Single by Mario Lanza

from the album Because You're Mine
- A-side: "Because You're Mine" "The Song Angels Sing"
- Released: August 23, 1952
- Genre: Vocal pop
- Length: 3:37
- Label: RCA Victor
- Composer: Nicholas Brodszky
- Lyricist: Sammy Cahn

Mario Lanza singles chronology
| "Because" (1951) | "Because You're Mine" (1952) | "Song of India" (1953) |

= Because You're Mine (song) =

1952 popular song

"Because You're Mine" is a song written by Nicholas Brodszky with lyrics by Sammy Cahn taken from the 1952 musical film of the same title. It was recorded by Mario Lanza (who starred in the film) and Nat King Cole in two different versions, which were both released as singles in 1952. In the US, Lanza's record reached No. 7 in the Billboard charts and Nat King Cole's version achieved the No. 16 position. The Mario Lanza recording also reached No. 3 in the UK Singles Chart, spending 24 weeks within the top 12, and was Lanza's only UK Top 12 hit. The Nat King Cole recording was included on his album Top Pops, placed three spots lower and spent three weeks on the chart. The Mario Lanza recording was one of his three million-selling singles.

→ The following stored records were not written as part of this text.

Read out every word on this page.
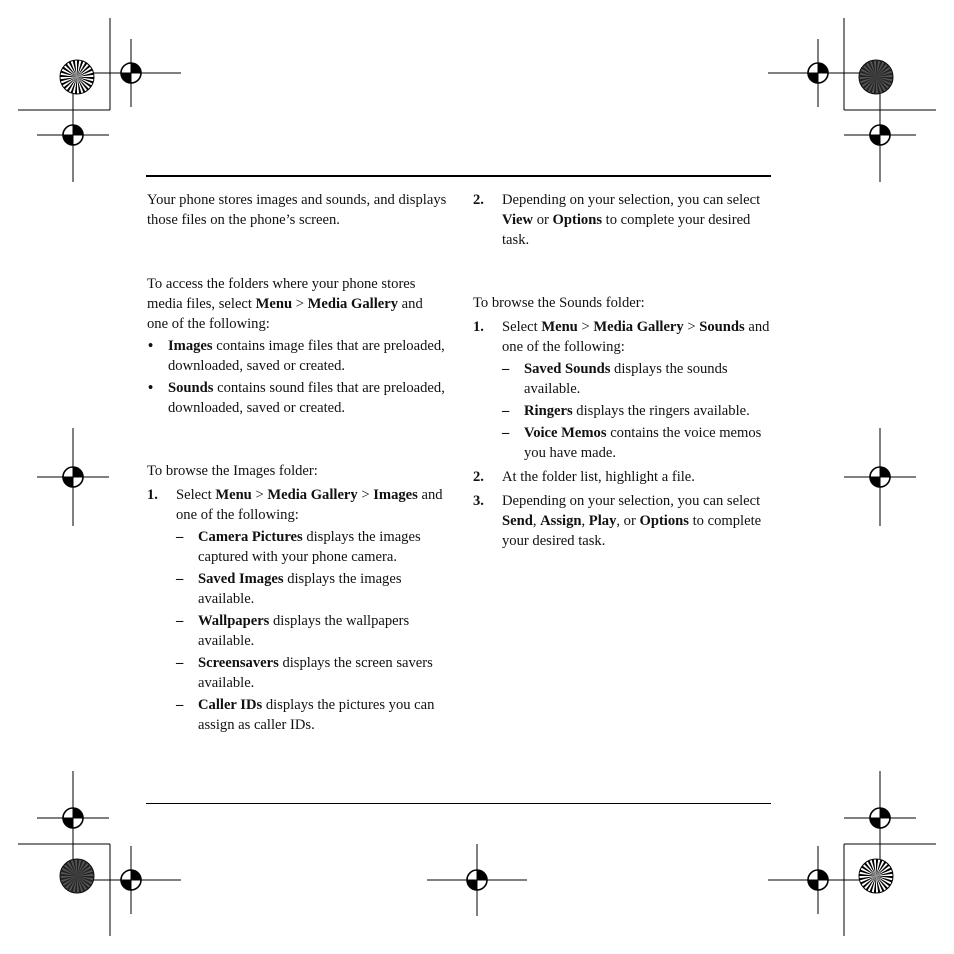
Your phone stores images and sounds, and displays those files on the phone’s screen.

To access the folders where your phone stores media files, select Menu > Media Gallery and one of the following:

• Images contains image files that are preloaded, downloaded, saved or created.
• Sounds contains sound files that are preloaded, downloaded, saved or created.

To browse the Images folder:

1. Select Menu > Media Gallery > Images and one of the following:
– Camera Pictures displays the images captured with your phone camera.
– Saved Images displays the images available.
– Wallpapers displays the wallpapers available.
– Screensavers displays the screen savers available.
– Caller IDs displays the pictures you can assign as caller IDs.
2. Depending on your selection, you can select View or Options to complete your desired task.

To browse the Sounds folder:

1. Select Menu > Media Gallery > Sounds and one of the following:
– Saved Sounds displays the sounds available.
– Ringers displays the ringers available.
– Voice Memos contains the voice memos you have made.
2. At the folder list, highlight a file.
3. Depending on your selection, you can select Send, Assign, Play, or Options to complete your desired task.
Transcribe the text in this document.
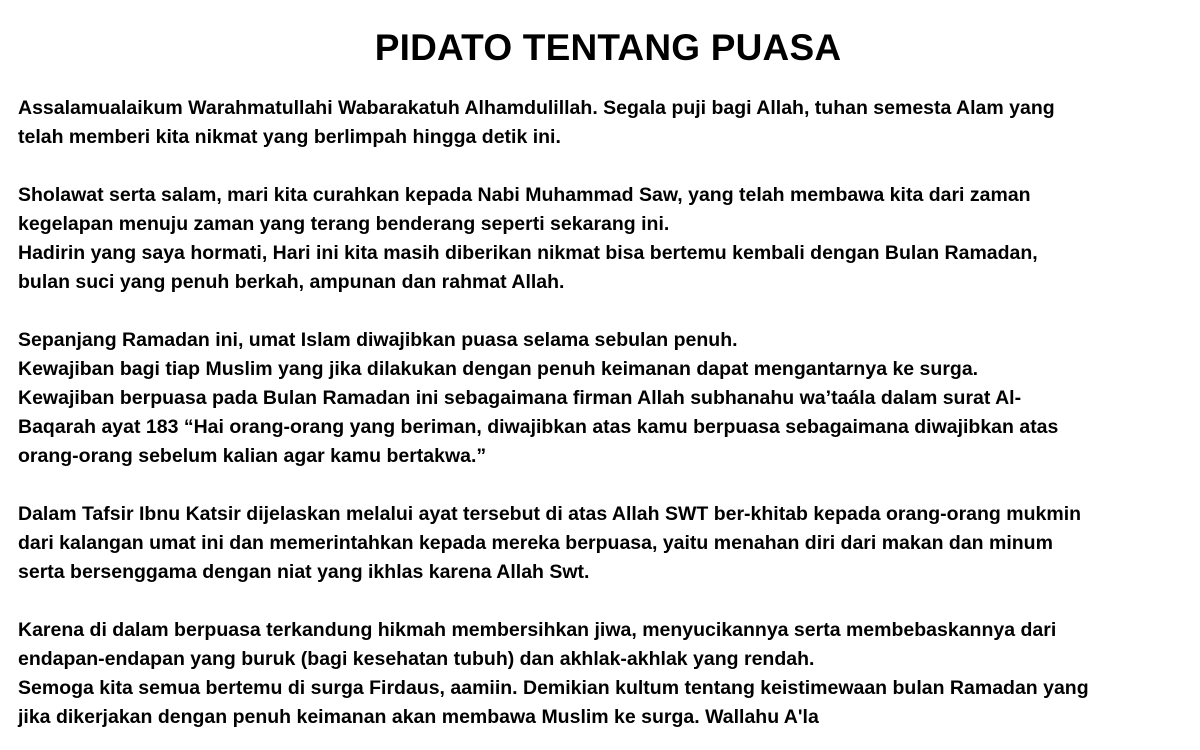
PIDATO TENTANG PUASA

Assalamualaikum Warahmatullahi Wabarakatuh Alhamdulillah. Segala puji bagi Allah, tuhan semesta Alam yang

telah memberi kita nikmat yang berlimpah hingga detik ini.

Sholawat serta salam, mari kita curahkan kepada Nabi Muhammad Saw, yang telah membawa kita dari zaman

kegelapan menuju zaman yang terang benderang seperti sekarang ini.

Hadirin yang saya hormati, Hari ini kita masih diberikan nikmat bisa bertemu kembali dengan Bulan Ramadan,

bulan suci yang penuh berkah, ampunan dan rahmat Allah.

Sepanjang Ramadan ini, umat Islam diwajibkan puasa selama sebulan penuh.

Kewajiban bagi tiap Muslim yang jika dilakukan dengan penuh keimanan dapat mengantarnya ke surga.

Kewajiban berpuasa pada Bulan Ramadan ini sebagaimana firman Allah subhanahu wa’taála dalam surat Al-

Baqarah ayat 183 “Hai orang-orang yang beriman, diwajibkan atas kamu berpuasa sebagaimana diwajibkan atas

orang-orang sebelum kalian agar kamu bertakwa.”

Dalam Tafsir Ibnu Katsir dijelaskan melalui ayat tersebut di atas Allah SWT ber-khitab kepada orang-orang mukmin

dari kalangan umat ini dan memerintahkan kepada mereka berpuasa, yaitu menahan diri dari makan dan minum

serta bersenggama dengan niat yang ikhlas karena Allah Swt.

Karena di dalam berpuasa terkandung hikmah membersihkan jiwa, menyucikannya serta membebaskannya dari

endapan-endapan yang buruk (bagi kesehatan tubuh) dan akhlak-akhlak yang rendah.

Semoga kita semua bertemu di surga Firdaus, aamiin. Demikian kultum tentang keistimewaan bulan Ramadan yang

jika dikerjakan dengan penuh keimanan akan membawa Muslim ke surga. Wallahu A'la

The song (sung by Billy Daniels at the Awards show) had received a nomination for the Academy Award for Best Original Song in 1952, but lost out to "The Ballad of High Noon".

==Cover versions==
- Kitty Kallen – included in her album If I Give My Heart to You (1960).
- Vera Lynn – for her album Yours (1961).
- Al Martino (1962).
- Connie Stevens – included in her CD From Me To You (1962).
- Keely Smith – for her album Because You're Mine (1962).
- Jerry Vale – in his album Be My Love (1964).
- James Darren's version reached No. 30 on the U.S. Easy Listening chart (1965).
- Placido Domingo – for his album Be My Love (1989).